The SCOREs. That had to be it. They weren’t going to do what everyone expected them to do. She was sure of that now. She had not the slightest idea what they were going to do instead—but when she did, it would be time to change the game.
Joanne Beadle—and every other person in the ops center—watched as SCORE X001 made its closest approach to the Moonpoint Ring.
The Charonians had never bothered with closest-approach gravity-well maneuvers, but if the SCOREs were indeed headed for Earth, they would have to make their moves there. Whatever they were going to do, closest approach was the moment to do it.
X001 was the vanguard SCORE, the first to arrive. The betting was that whatever it did, the follow-on SCOREs would imitate. And whatever it was going to do, it was going to do now. It could do almost anything by maneuvering at peripoint—but which way would it jump?
“What’s it doing, Beadle?” Bernhardt demanded, leaning over his chair, as if Beadle had some special knowledge, could see something in the display screen that Bernhardt could not.
“I can’t quite say,” she replied, her mind far more on the display tank than on the director’s question. “There’s no way to guess. This one is no simulation.”
“Yah,” Bernhardt agreed. “We’re through with those for a while, thank the heavens. I was beginning to forget things could be real.”

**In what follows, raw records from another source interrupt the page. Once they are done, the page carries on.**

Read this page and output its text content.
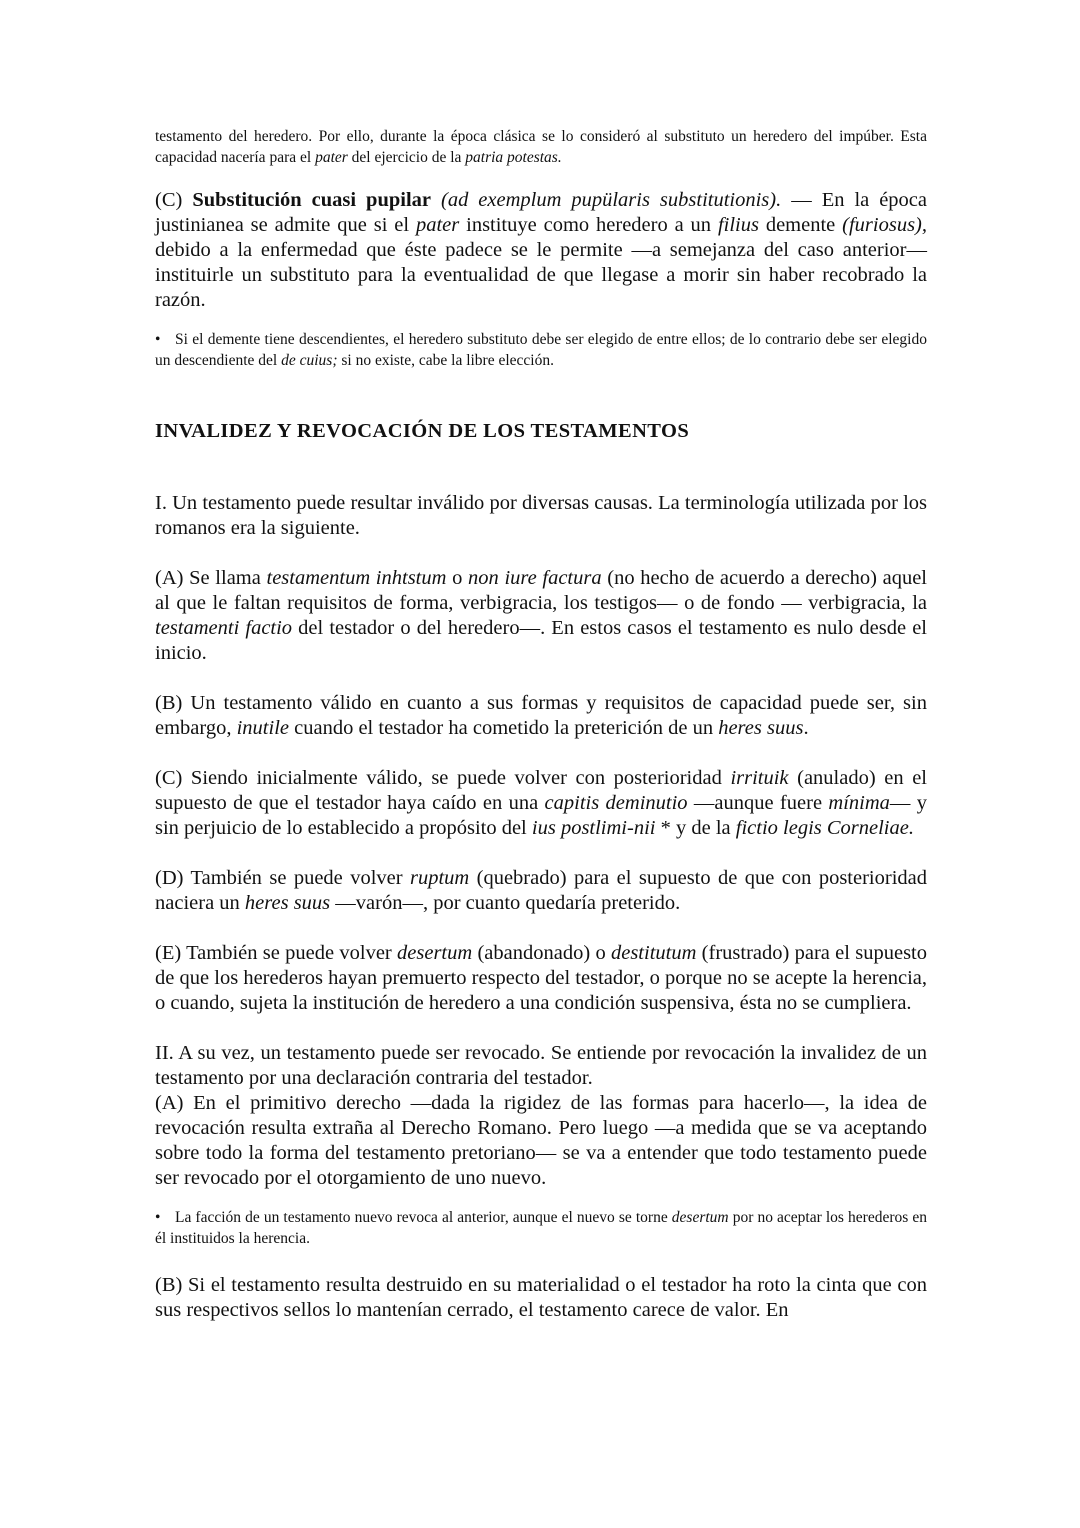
testamento del heredero. Por ello, durante la época clásica se lo consideró al substituto un heredero del impúber. Esta capacidad nacería para el pater del ejercicio de la patria potestas.

(C) Substitución cuasi pupilar (ad exemplum pupülaris substitutionis). — En la época justinianea se admite que si el pater instituye como heredero a un filius demente (furiosus), debido a la enfermedad que éste padece se le permite —a semejanza del caso anterior— instituirle un substituto para la eventualidad de que llegase a morir sin haber recobrado la razón.

• Si el demente tiene descendientes, el heredero substituto debe ser elegido de entre ellos; de lo contrario debe ser elegido un descendiente del de cuius; si no existe, cabe la libre elección.

INVALIDEZ Y REVOCACIÓN DE LOS TESTAMENTOS

I. Un testamento puede resultar inválido por diversas causas. La terminología utilizada por los romanos era la siguiente.

(A) Se llama testamentum inhtstum o non iure factura (no hecho de acuerdo a derecho) aquel al que le faltan requisitos de forma, verbigracia, los testigos— o de fondo — verbigracia, la testamenti factio del testador o del heredero—. En estos casos el testamento es nulo desde el inicio.

(B) Un testamento válido en cuanto a sus formas y requisitos de capacidad puede ser, sin embargo, inutile cuando el testador ha cometido la preterición de un heres suus.

(C) Siendo inicialmente válido, se puede volver con posterioridad irrituik (anulado) en el supuesto de que el testador haya caído en una capitis deminutio —aunque fuere mínima— y sin perjuicio de lo establecido a propósito del ius postlimi-nii * y de la fictio legis Corneliae.

(D) También se puede volver ruptum (quebrado) para el supuesto de que con posterioridad naciera un heres suus —varón—, por cuanto quedaría preterido.

(E) También se puede volver desertum (abandonado) o destitutum (frustrado) para el supuesto de que los herederos hayan premuerto respecto del testador, o porque no se acepte la herencia, o cuando, sujeta la institución de heredero a una condición suspensiva, ésta no se cumpliera.

II. A su vez, un testamento puede ser revocado. Se entiende por revocación la invalidez de un testamento por una declaración contraria del testador.

(A) En el primitivo derecho —dada la rigidez de las formas para hacerlo—, la idea de revocación resulta extraña al Derecho Romano. Pero luego —a medida que se va aceptando sobre todo la forma del testamento pretoriano— se va a entender que todo testamento puede ser revocado por el otorgamiento de uno nuevo.

• La facción de un testamento nuevo revoca al anterior, aunque el nuevo se torne desertum por no aceptar los herederos en él instituidos la herencia.

(B) Si el testamento resulta destruido en su materialidad o el testador ha roto la cinta que con sus respectivos sellos lo mantenían cerrado, el testamento carece de valor. En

Joanne didn’t see how it could be a good thing that the alien craft approaching Earth were real. It would have suited her just fine if the whole fleet of them were imaginary. Still, there was something to be said for getting on with it all.
She stared at the screen, tense, waiting.
It would, of course, have been sheerest folly to try and read a human craft’s intent from this range. The distances were too great. Even the fastest of human vehicles would be moving too slowly for a course change to be observable at this distance.
But not the Charonians. They could accelerate at hundreds of gees if it suited them.
She leaned closer to the screen, willing it to give up the secrets. “Peripoint in ten seconds,” she announced, quite needlessly. “In five. Four. Three. Two. One—”
And then X00l’s flight path snapped neatly around in a perfect ninety-degree turn—and set itself on an arrow-straight course straight for the Moonpoint Black Hole.
“What the devil is that?” Bernhardt demanded. “Why is it doing this thing? Beadle—time to impact on black hole, if you please.”
“Ah, ah, yes sir. Stand by. Just a moment.” What the hell was that thing doing aiming direct for the black hole? It was the one possibility they hadn’t considered. Well, why should they have? Why consider the possibility of the SCOREs traveling tens of millions of kilometers just to commit a highly energetic form of suicide? Unless… unless… Yes, it made sense. Beadle ran the numbers on time to impact—they would be the same no matter what happened. But if she was right—
“Sir, assuming the SCORE does not change course, it will hit the event horizon of the black hole in about forty-five seconds—but, ah, sir, I don’t think it’s going to hit it. I think it’s going to go through.”
“But the Ring is dead!” Bernhardt protested. “There is no worm-hole!”
As if on cue, the visual-band image system flared and flashed with the strange not-blue-white of a wormhole opening. Joanne gasped in surprise along with everyone else in the ops center.
“My God, Beadle, you are a good guesser,” Bernhardt said in a half-whisper.
“Thank you, sir,” she replied, most disconcerted, “but I’m usually not this good.”
“The hole,” Bernhardt whispered. “Why the devil are they going into the hole?”